Anyone know how much a bike shop would likely charge to fit new hydraulic hoses/gear cables?
My LBS last quoted me (early 2024) £65 for a set of hydraulic hoses (Shimano) and then £90 workshop time to fit - includes all parts and stripping the original.
I never got around to it, but after fiddling with hoses on my new build - fitting new bars (actually cut hoses and bodged new ends without the hose vice holders and it worked fine). I'll do it myself at some point this summer (buying the proper tools). Need to change the bars & a caliper on it anyway. But you know me - fairly practical and tend to prefer to buy the tools to figure things out.

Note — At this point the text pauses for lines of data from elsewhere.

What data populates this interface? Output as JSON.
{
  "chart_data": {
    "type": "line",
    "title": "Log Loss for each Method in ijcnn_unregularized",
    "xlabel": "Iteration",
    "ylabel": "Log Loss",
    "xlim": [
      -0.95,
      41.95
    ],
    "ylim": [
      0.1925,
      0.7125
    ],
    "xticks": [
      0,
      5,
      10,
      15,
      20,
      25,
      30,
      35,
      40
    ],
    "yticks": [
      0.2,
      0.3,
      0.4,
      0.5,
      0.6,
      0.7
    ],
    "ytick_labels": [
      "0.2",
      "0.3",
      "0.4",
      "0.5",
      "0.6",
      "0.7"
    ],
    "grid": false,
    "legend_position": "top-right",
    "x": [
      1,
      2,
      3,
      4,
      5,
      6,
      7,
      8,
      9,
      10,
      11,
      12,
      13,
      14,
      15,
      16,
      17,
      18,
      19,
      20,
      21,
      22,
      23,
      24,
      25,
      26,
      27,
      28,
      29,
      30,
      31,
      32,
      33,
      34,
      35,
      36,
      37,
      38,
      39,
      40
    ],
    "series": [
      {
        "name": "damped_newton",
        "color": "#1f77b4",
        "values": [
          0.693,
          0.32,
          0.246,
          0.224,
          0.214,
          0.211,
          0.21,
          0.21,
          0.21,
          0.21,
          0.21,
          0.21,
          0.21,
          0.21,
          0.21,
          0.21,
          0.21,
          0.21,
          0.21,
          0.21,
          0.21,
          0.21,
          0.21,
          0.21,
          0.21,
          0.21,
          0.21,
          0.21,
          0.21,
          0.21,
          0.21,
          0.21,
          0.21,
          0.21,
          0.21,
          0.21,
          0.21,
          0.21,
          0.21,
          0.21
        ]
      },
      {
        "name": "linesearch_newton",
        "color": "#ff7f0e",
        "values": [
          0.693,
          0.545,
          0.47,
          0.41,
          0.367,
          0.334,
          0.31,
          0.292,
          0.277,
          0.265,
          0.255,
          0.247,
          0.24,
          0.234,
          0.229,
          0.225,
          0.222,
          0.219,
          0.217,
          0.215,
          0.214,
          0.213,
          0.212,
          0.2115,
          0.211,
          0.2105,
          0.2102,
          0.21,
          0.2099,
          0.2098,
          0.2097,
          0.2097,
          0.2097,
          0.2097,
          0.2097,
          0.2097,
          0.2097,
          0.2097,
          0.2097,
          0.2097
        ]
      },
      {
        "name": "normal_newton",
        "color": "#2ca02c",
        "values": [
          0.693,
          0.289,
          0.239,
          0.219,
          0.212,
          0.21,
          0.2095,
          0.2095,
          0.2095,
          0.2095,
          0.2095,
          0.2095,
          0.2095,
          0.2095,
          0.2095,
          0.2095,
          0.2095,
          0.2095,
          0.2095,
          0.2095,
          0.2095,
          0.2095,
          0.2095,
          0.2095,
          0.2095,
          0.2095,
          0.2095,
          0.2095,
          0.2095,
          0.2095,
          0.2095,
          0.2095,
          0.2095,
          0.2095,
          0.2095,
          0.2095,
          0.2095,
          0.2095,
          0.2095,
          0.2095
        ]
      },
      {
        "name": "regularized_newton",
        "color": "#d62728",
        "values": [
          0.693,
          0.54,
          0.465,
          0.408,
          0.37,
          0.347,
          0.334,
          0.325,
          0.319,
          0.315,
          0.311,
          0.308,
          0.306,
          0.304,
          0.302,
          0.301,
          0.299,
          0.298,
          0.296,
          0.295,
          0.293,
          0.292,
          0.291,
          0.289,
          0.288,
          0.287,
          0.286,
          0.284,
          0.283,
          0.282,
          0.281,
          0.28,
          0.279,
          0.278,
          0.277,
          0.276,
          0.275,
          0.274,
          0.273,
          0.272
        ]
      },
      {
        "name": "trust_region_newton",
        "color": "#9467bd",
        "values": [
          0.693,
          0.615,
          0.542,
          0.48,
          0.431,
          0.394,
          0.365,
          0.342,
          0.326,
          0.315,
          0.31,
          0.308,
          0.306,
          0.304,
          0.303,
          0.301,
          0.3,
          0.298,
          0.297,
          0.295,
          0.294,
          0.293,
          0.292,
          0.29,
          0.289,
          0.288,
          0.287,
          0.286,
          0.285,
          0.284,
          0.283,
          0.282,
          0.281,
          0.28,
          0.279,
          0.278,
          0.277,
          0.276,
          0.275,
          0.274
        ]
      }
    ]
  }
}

Rubbish about the toe (s?), but at least now you know!
Tried to do some trueing of rear, wheel nipples I tried were frozen onto spokes so spoke started to torque - tried adding plus gas to free them to no effect yet, couldn't get enough grip on the spokes with pliers, as another
approach;
then snapped head off a rear-hanger wheel adjustment bolt, corrosion in threads, applied a blow-torch and manged to extract it from other side, and reversed it until I get replacement (or some M3 bolts it seems)
Eeeek! Yeah depending on the spokes
you can get tools to stop them twisting as you balance. But really if you're at that point might be best to buy a bundle of spare/new spokes anyway. But if it where me - I'd pay the LBS to solve, let them have the hassle factor.
Well done getting the bolt out! That's the hardest part, bolt itself should be easy. If you're struggling than should be easy to find spares especially Shimano much of it is universal across different series.
Is it fairly straight forward swapping a chain set?
Quite tempted to switch from 52/36 to 50/34 because I find myself looking for an extra gear when I’m in 36/30 and I doubt I’d miss 52/11 all that much either.
the painful reality is I’m just not strong enough for my gearing lol
Depends on the cranksets you're talking about. Modern Shimano very easy with only a Torx required (T25 I think?) as the bolts screw directly into the spider.
Just mentioning in case you where also using as an excuse to switch to 12s di2 (trollololol) I've got 2 brand new Shimano 7100 cranksets. 50/34 & 172.5 length from new builds I swapped to Ultegra 170's on my Tarmac's... Have been meaning to list them on ebay as listing on all the local buy/sell groups only getting stupid offers.
But also don't underestimate going for a 32 or 34 on the rear cassette if you can. I've nearly always ridden 11-32. The time I went for a 30t I missed that lower gear, now I'm riding 34t & I love it!